Developmental Biology/Cardiac & Pulmonary Development
Developmental Biology/Cardiac & Pulmonary Development 1
Gaston Ofman, MD
University of Oklahoma Health Sciences Center
oklahoma City, Oklahoma, United States
Young adults born preterm have reduced cardiac bi-ventricular volume and function contributing to a 17-fold increased risk of heart failure and reduced exercise tolerance. Mitochondria are key for a normal fetal-neonatal cardiac transition, but mitochondria biogenesis does not occur until the last weeks of pregnancy. In addition, hyperoxia is a major contributor of diseases of prematurity. Yet, there is limited knowledge on the effects of this factors in cardiac disease of prematurity.
Objective:
To study the effects of limited cardiac mitochondria pool and hyperoxia exposure on the fetal-neonatal cardiac transition.
Design/Methods:
To assess limited cardiac mitochondrial capacity at birth, we generated mice with cardiomyocyte deletion of Transcription Factor A (TFAM-KO), known to regulate mitochondrial number. Cardiac function and structure were assessed as young adults at P50.

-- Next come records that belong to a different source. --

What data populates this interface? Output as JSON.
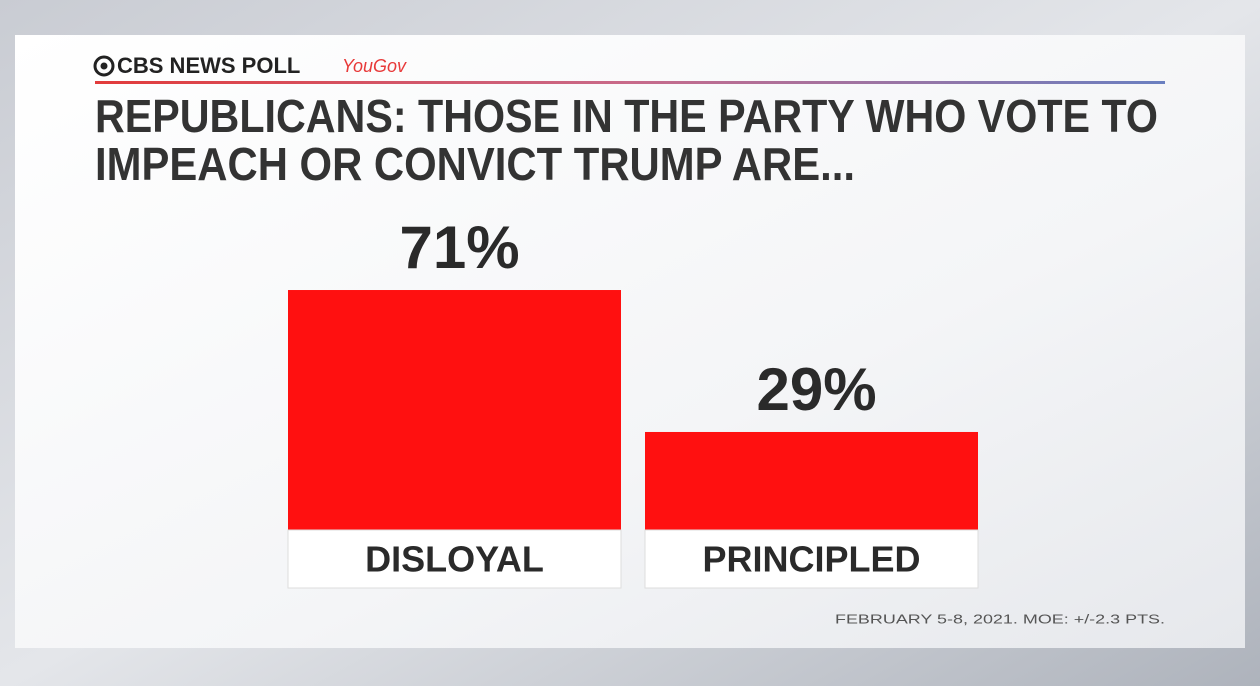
{
  "header": {
    "brand": "CBS NEWS POLL",
    "partner": "YouGov"
  },
  "chart_data": {
    "type": "bar",
    "title": [
      "REPUBLICANS: THOSE IN THE PARTY WHO VOTE TO",
      "IMPEACH OR CONVICT TRUMP ARE..."
    ],
    "categories": [
      "DISLOYAL",
      "PRINCIPLED"
    ],
    "values": [
      71,
      29
    ],
    "value_labels": [
      "71%",
      "29%"
    ],
    "color": "#ff1010"
  },
  "footnote": "FEBRUARY 5-8, 2021. MOE: +/-2.3 PTS."
}
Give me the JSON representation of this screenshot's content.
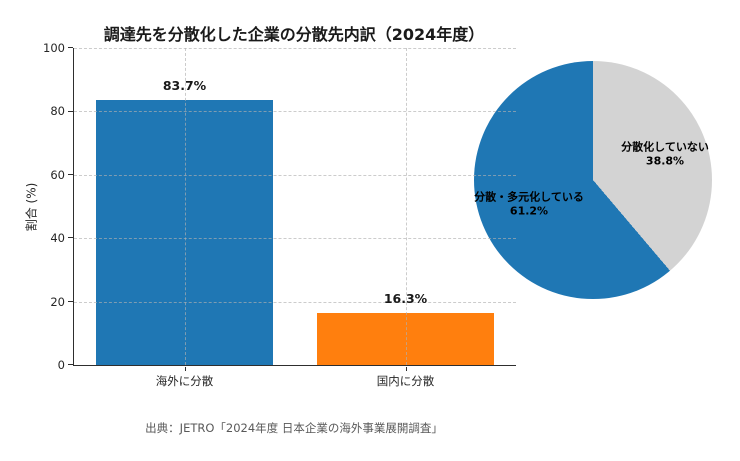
{
  "figure": {
    "title": "調達先を分散化した企業の分散先内訳（2024年度）",
    "source_note": "出典：JETRO「2024年度 日本企業の海外事業展開調査」"
  },
  "colors": {
    "bar_overseas": "#1f77b4",
    "bar_domestic": "#ff7f0e",
    "pie_diversified": "#1f77b4",
    "pie_not_diversified": "#d3d3d3",
    "axis": "#2e2e2e",
    "gridline": "#b0b0b0",
    "source_text": "#595959"
  },
  "chart_data": [
    {
      "type": "bar",
      "title": "調達先を分散化した企業の分散先内訳（2024年度）",
      "categories": [
        "海外に分散",
        "国内に分散"
      ],
      "values": [
        83.7,
        16.3
      ],
      "value_labels": [
        "83.7%",
        "16.3%"
      ],
      "bar_colors": [
        "#1f77b4",
        "#ff7f0e"
      ],
      "xlabel": "",
      "ylabel": "割合 (%)",
      "ylim": [
        0,
        100
      ],
      "yticks": [
        0,
        20,
        40,
        60,
        80,
        100
      ],
      "grid": "dashed, horizontal at yticks and vertical at bar centers, drawn above bars",
      "legend": "none"
    },
    {
      "type": "pie",
      "slices": [
        {
          "label": "分散・多元化している",
          "value": 61.2,
          "pct_label": "61.2%",
          "color": "#1f77b4"
        },
        {
          "label": "分散化していない",
          "value": 38.8,
          "pct_label": "38.8%",
          "color": "#d3d3d3"
        }
      ],
      "start_angle_deg": 90,
      "direction": "counterclockwise",
      "legend": "none"
    }
  ]
}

To study the effects of neonatal hyperoxia, Sprague-Dawley pups were exposed to room air (controls) or 80% O2 at postnatal days 1 to 14. Mitochondrial oxygen consumption rate (OCR) and hydrogen peroxide (H2O2) production was assessed in fresh left ventricular fibers at P14 and at P105.
Results:
TFAM-KO mice survive into young adulthood but develop heart failure characterized by reduced ejection fraction and cardiac output (Fig. 1A). TFAM-KO mice also exhibit increased enlarged hearts, resembling cardiac changes seen in preterm born individuals (Fig. 1B). Cardiomyocyte mitosis was found to be increased in TFAM-KO mice (fig. 1C).
Hyperoxia exposed rats had heavier hearts at P14 that resolved at P105 (Figure 2A). Hyperoxia exposed pups showed an increase OCR compared to control P14 pups that was mainly driven by complex IV (Fig 2B). OCR in P105 female rats remained higher but decreased in males (Fig 2C). Hyperoxia exposed rats generated a significantly increase level of H2O2 than control hearts at P14 that only persisted in females at P105 (Figure 3). Mitochondria integrity, fusion and fission measured by Mitofussin-1, mitofussin-2, OPA1 were not altered between the 2 groups.
Conclusion(s):
When born with limited cardiac mitochondria pool, mice develop cardiac disease similar to those of preterm babies with worsening ventricular function and enlarged hearts. In addition, hyperoxic exposed rats exposed P14 exhibit an increase OCR and elevated production of ROS that persisted in females at P105 with males having less OCR at P105. When completed, this studies will reveal the effects of mitochondria and hyperoxia on the neonatal heart allowing for possible future interventions to prevent heart disease of premature children.